Specifically, I noticed that the language of regular expressions itself isn't regular. So, I can't use a regular expression to parse a given regular expression. I need to use a parser since the language of the regular expression itself is context free.

Is there any way regular expressions can be represented in a way that the resulting string can be parsed using a regular expression?

Note: My question isn't about whether there is a regexp to match the current syntax of regexes, but whether there exists a "representation" for regular expressions as we know it today (maybe not a neat as what we know them as today) that can be parsed using regular expressions. Also, please could someone remove the dup since it isn't a dup. I'm asking something completely different. I already know that the current language of regular expressions isn't regular (it is how I started my original question).

The answer is probably NO.

As you have pointed out, set of all possible regular expressions itself is not a regular set. Any TRUE regular expression (not those extended) can be converted into finite automata (FA). If regular expression can be represented in a form that can be parsed by itself, then FA can be parsed by regular expression as well.

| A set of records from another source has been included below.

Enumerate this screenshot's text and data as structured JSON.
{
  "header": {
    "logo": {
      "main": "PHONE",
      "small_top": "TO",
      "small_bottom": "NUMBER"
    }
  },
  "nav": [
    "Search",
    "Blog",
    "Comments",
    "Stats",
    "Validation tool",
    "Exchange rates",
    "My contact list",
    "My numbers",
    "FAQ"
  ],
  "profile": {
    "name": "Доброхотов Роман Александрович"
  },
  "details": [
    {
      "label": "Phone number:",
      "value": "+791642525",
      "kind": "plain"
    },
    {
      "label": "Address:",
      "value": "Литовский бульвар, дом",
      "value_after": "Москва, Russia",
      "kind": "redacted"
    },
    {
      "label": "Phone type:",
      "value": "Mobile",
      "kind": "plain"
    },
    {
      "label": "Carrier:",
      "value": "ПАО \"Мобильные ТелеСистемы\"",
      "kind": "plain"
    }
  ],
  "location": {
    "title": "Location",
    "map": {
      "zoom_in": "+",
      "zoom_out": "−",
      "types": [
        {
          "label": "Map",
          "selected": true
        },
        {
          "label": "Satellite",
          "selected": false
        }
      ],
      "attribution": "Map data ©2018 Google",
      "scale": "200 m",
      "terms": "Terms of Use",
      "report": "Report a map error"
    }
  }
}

But that's not possible as far as I know. RE itself can be reduced into three basic operation(According to the Dragon Book):

1. concatenation: e.g. ab
2. alternation: e.g. a|b
3. kleen closure: e.g. a*

The kleen closure can match infinite number of characters, but it cannot know how many characters to match. Just think such case: you want to match 3 consecutive as. Then the corresponding regular expression is /aaa/. But what if you want match 4, 5, 6... as? Parser with only one RE cannot know the exact number of as. So it fails to give the right matching to arbitrary expressions. However, the RE parser has to match infinite different forms of REs. According to your expression, a regular expression cannot match all the possibilities.

Well, the only difference of a RE parser is that it does not need a tokenizer.(probably that's why RE is used in lexical analysis) Every character in RE is a token (excluding those escape charcters). But to parse RE, whatever it is converted,one has to face up with NFA/DFA/TREE... all equivalent structures that cannot be parsed by RE itself.